Wideo: Brudna strona czystej energii

Wideo: Brudna strona czystej energii
Wideo: Konstanty Kalinowski | prof. Oleg Łatyszonek 2024, Może
Anonim

Jeśli świat nie będzie ostrożny, odnawialne źródła energii mogą stać się tak samo destrukcyjne jak paliwa kopalne.

Debata na temat zmian klimatycznych ożywiła się w ostatnich miesiącach. Pod wpływem strajków klimatycznych w szkołach i ruchów społecznych, takich jak Rise Against Extinction, wiele rządów ogłosiło kryzys klimatyczny, a postępowe partie polityczne w końcu planują szybkie przejście na zieloną energię pod hasłem Zielonego Nowego Ładu.

To mile widziany postęp, a potrzebujemy więcej. Ale zaczyna się pojawiać nowy problem, który zasługuje na naszą uwagę. Niektórzy zwolennicy Zielonego Nowego Ładu wydają się wierzyć, że utoruje to drogę do utopii zielonego wzrostu. Kiedy zamienimy brudne paliwa kopalne na czystą energię, nie ma powodu, dla którego nie moglibyśmy w nieskończoność rozwijać gospodarki.

Takie podejście może wydawać się wystarczająco rozsądne na pierwszy rzut oka, ale istnieją dobre powody, aby ponownie się zastanowić. Jeden z nich kojarzy się z najczystszą energią.

Czysta energia zwykle przywołuje jasne, czyste obrazy ciepłego słońca i świeżej bryzy. Ale jeśli światło słoneczne i wiatr są oczywiście czyste, to infrastruktura potrzebna do ich wykorzystania już nie. Zupełnie nie. Przejście na odnawialne źródła energii wymaga dramatycznego wzrostu wydobycia metali i minerałów ziem rzadkich, co wiąże się z realnymi kosztami środowiskowymi i społecznymi.
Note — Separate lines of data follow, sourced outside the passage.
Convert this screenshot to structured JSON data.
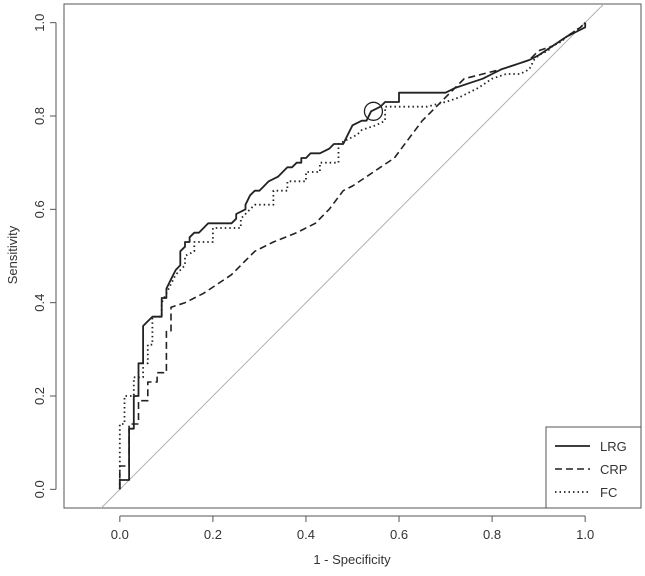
{
  "chart_data": {
    "type": "line",
    "title": "",
    "xlabel": "1 - Specificity",
    "ylabel": "Sensitivity",
    "xlim": [
      -0.12,
      1.12
    ],
    "ylim": [
      -0.04,
      1.04
    ],
    "x_ticks": [
      "0.0",
      "0.2",
      "0.4",
      "0.6",
      "0.8",
      "1.0"
    ],
    "y_ticks": [
      "0.0",
      "0.2",
      "0.4",
      "0.6",
      "0.8",
      "1.0"
    ],
    "grid": false,
    "legend_position": "bottom-right",
    "reference_line": {
      "x": [
        0,
        1
      ],
      "y": [
        0,
        1
      ],
      "color": "#b0b0b0"
    },
    "highlight_point": {
      "x": 0.545,
      "y": 0.81,
      "marker": "circle"
    },
    "series": [
      {
        "name": "LRG",
        "style": "solid",
        "x": [
          0.0,
          0.0,
          0.02,
          0.02,
          0.03,
          0.03,
          0.04,
          0.04,
          0.05,
          0.05,
          0.06,
          0.07,
          0.09,
          0.09,
          0.1,
          0.1,
          0.11,
          0.12,
          0.13,
          0.13,
          0.14,
          0.14,
          0.15,
          0.15,
          0.16,
          0.17,
          0.18,
          0.19,
          0.2,
          0.24,
          0.25,
          0.25,
          0.27,
          0.27,
          0.28,
          0.29,
          0.3,
          0.31,
          0.32,
          0.34,
          0.35,
          0.36,
          0.37,
          0.38,
          0.39,
          0.39,
          0.4,
          0.41,
          0.43,
          0.45,
          0.46,
          0.48,
          0.49,
          0.5,
          0.52,
          0.53,
          0.54,
          0.56,
          0.57,
          0.58,
          0.6,
          0.6,
          0.63,
          0.7,
          0.72,
          0.75,
          0.78,
          0.8,
          0.82,
          0.85,
          0.88,
          0.9,
          0.93,
          0.96,
          0.98,
          1.0,
          1.0
        ],
        "y": [
          0.0,
          0.02,
          0.02,
          0.13,
          0.13,
          0.2,
          0.2,
          0.27,
          0.27,
          0.35,
          0.36,
          0.37,
          0.37,
          0.41,
          0.41,
          0.43,
          0.45,
          0.47,
          0.48,
          0.51,
          0.52,
          0.53,
          0.53,
          0.54,
          0.55,
          0.55,
          0.56,
          0.57,
          0.57,
          0.57,
          0.58,
          0.59,
          0.6,
          0.61,
          0.63,
          0.64,
          0.64,
          0.65,
          0.66,
          0.67,
          0.68,
          0.69,
          0.69,
          0.7,
          0.7,
          0.71,
          0.71,
          0.72,
          0.72,
          0.73,
          0.74,
          0.74,
          0.76,
          0.78,
          0.79,
          0.79,
          0.81,
          0.82,
          0.83,
          0.83,
          0.83,
          0.85,
          0.85,
          0.85,
          0.86,
          0.87,
          0.88,
          0.89,
          0.9,
          0.91,
          0.92,
          0.93,
          0.95,
          0.97,
          0.98,
          0.99,
          1.0
        ]
      },
      {
        "name": "CRP",
        "style": "dashed",
        "x": [
          0.0,
          0.0,
          0.02,
          0.02,
          0.04,
          0.04,
          0.06,
          0.06,
          0.08,
          0.08,
          0.1,
          0.1,
          0.11,
          0.11,
          0.14,
          0.18,
          0.21,
          0.24,
          0.26,
          0.29,
          0.33,
          0.38,
          0.42,
          0.45,
          0.48,
          0.5,
          0.53,
          0.56,
          0.59,
          0.62,
          0.65,
          0.68,
          0.71,
          0.74,
          0.78,
          0.82,
          0.85,
          0.88,
          0.9,
          0.93,
          0.96,
          0.99,
          1.0
        ],
        "y": [
          0.0,
          0.05,
          0.05,
          0.14,
          0.14,
          0.19,
          0.19,
          0.23,
          0.23,
          0.25,
          0.25,
          0.34,
          0.34,
          0.39,
          0.4,
          0.42,
          0.44,
          0.46,
          0.48,
          0.51,
          0.53,
          0.55,
          0.57,
          0.6,
          0.64,
          0.65,
          0.67,
          0.69,
          0.71,
          0.75,
          0.79,
          0.82,
          0.85,
          0.88,
          0.89,
          0.9,
          0.91,
          0.92,
          0.94,
          0.95,
          0.97,
          0.99,
          1.0
        ]
      },
      {
        "name": "FC",
        "style": "dotted",
        "x": [
          0.0,
          0.0,
          0.01,
          0.01,
          0.03,
          0.03,
          0.05,
          0.05,
          0.06,
          0.06,
          0.07,
          0.07,
          0.09,
          0.09,
          0.1,
          0.11,
          0.12,
          0.14,
          0.14,
          0.16,
          0.16,
          0.2,
          0.2,
          0.26,
          0.26,
          0.28,
          0.29,
          0.33,
          0.33,
          0.36,
          0.36,
          0.4,
          0.4,
          0.43,
          0.43,
          0.47,
          0.47,
          0.51,
          0.52,
          0.55,
          0.57,
          0.57,
          0.63,
          0.66,
          0.7,
          0.73,
          0.77,
          0.8,
          0.83,
          0.86,
          0.88,
          0.89,
          0.9,
          0.92,
          0.93,
          0.95,
          0.96,
          0.99,
          1.0
        ],
        "y": [
          0.0,
          0.14,
          0.14,
          0.2,
          0.2,
          0.24,
          0.24,
          0.27,
          0.27,
          0.31,
          0.31,
          0.37,
          0.37,
          0.4,
          0.42,
          0.44,
          0.46,
          0.48,
          0.5,
          0.51,
          0.53,
          0.53,
          0.56,
          0.56,
          0.58,
          0.6,
          0.61,
          0.61,
          0.64,
          0.64,
          0.66,
          0.66,
          0.68,
          0.68,
          0.7,
          0.7,
          0.74,
          0.76,
          0.77,
          0.78,
          0.79,
          0.82,
          0.82,
          0.82,
          0.83,
          0.84,
          0.86,
          0.88,
          0.89,
          0.89,
          0.9,
          0.92,
          0.93,
          0.94,
          0.95,
          0.96,
          0.97,
          0.99,
          1.0
        ]
      }
    ]
  }
}
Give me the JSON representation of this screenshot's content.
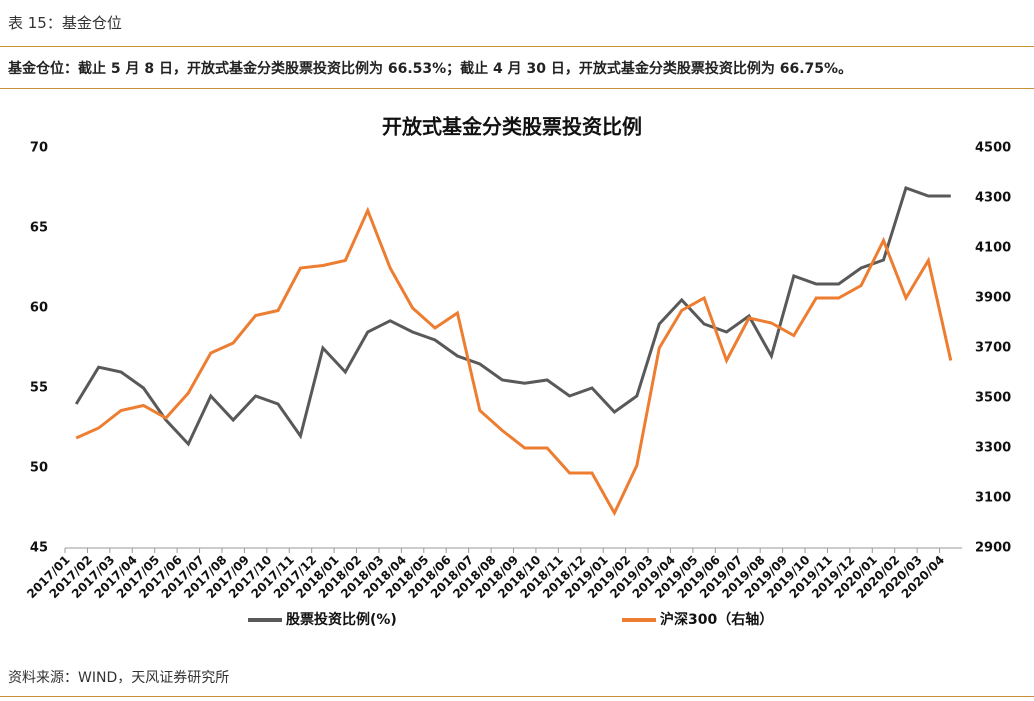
{
  "header": {
    "title": "表 15：基金仓位"
  },
  "summary": "基金仓位：截止 5 月 8 日，开放式基金分类股票投资比例为 66.53%；截止 4 月 30 日，开放式基金分类股票投资比例为 66.75%。",
  "source": "资料来源：WIND，天风证券研究所",
  "chart_data": {
    "type": "line",
    "title": "开放式基金分类股票投资比例",
    "categories": [
      "2017/01",
      "2017/02",
      "2017/03",
      "2017/04",
      "2017/05",
      "2017/06",
      "2017/07",
      "2017/08",
      "2017/09",
      "2017/10",
      "2017/11",
      "2017/12",
      "2018/01",
      "2018/02",
      "2018/03",
      "2018/04",
      "2018/05",
      "2018/06",
      "2018/07",
      "2018/08",
      "2018/09",
      "2018/10",
      "2018/11",
      "2018/12",
      "2019/01",
      "2019/02",
      "2019/03",
      "2019/04",
      "2019/05",
      "2019/06",
      "2019/07",
      "2019/08",
      "2019/09",
      "2019/10",
      "2019/11",
      "2019/12",
      "2020/01",
      "2020/02",
      "2020/03",
      "2020/04"
    ],
    "series": [
      {
        "name": "股票投资比例(%)",
        "color": "#595959",
        "values": [
          54,
          56.3,
          56,
          55,
          53,
          51.5,
          54.5,
          53,
          54.5,
          54,
          52,
          57.5,
          56,
          58.5,
          59.2,
          58.5,
          58,
          57,
          56.5,
          55.5,
          55.3,
          55.5,
          54.5,
          55,
          53.5,
          54.5,
          59,
          60.5,
          59,
          58.5,
          59.5,
          57,
          62,
          61.5,
          61.5,
          62.5,
          63,
          67.5,
          67,
          67
        ]
      },
      {
        "name": "沪深300（右轴）",
        "color": "#ed7d31",
        "axis": "y2",
        "values": [
          3340,
          3380,
          3450,
          3470,
          3420,
          3520,
          3680,
          3720,
          3830,
          3850,
          4020,
          4030,
          4050,
          4250,
          4020,
          3860,
          3780,
          3840,
          3450,
          3370,
          3300,
          3300,
          3200,
          3200,
          3040,
          3230,
          3700,
          3850,
          3900,
          3650,
          3820,
          3800,
          3750,
          3900,
          3900,
          3950,
          4130,
          3900,
          4050,
          3650
        ]
      }
    ],
    "ylim": [
      45,
      70
    ],
    "yticks": [
      45,
      50,
      55,
      60,
      65,
      70
    ],
    "y2lim": [
      2900,
      4500
    ],
    "y2ticks": [
      2900,
      3100,
      3300,
      3500,
      3700,
      3900,
      4100,
      4300,
      4500
    ]
  }
}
Tak, potrzebujemy szybkiego przejścia na energię odnawialną, ale naukowcy ostrzegają, że nie możemy dalej zwiększać zużycia energii w obecnym tempie. Nie ma czystej energii. Jedyną naprawdę czystą energią jest mniej energii.

W 2017 r. Bank Światowy opublikował w dużej mierze pomijany raport, który po raz pierwszy dostarczył kompleksowego spojrzenia na tę kwestię. Symuluje wzrost wydobycia materiałów, które byłyby wymagane do budowy wymaganej liczby farm słonecznych i wiatrowych, aby wytworzyć około 7 terawatów energii elektrycznej rocznie do 2050 roku. To wystarczy, aby zapewnić energię elektryczną dla około połowy światowej gospodarki. Podwajając liczby Banku Światowego, możemy oszacować, czego potrzeba, aby całkowicie zredukować emisje do zera, a wyniki są oszałamiające: 34 miliony ton miedzi, 40 milionów ton ołowiu, 50 milionów ton cynku, 162 miliony ton aluminium i co najmniej 4,8 miliarda ton żelaza.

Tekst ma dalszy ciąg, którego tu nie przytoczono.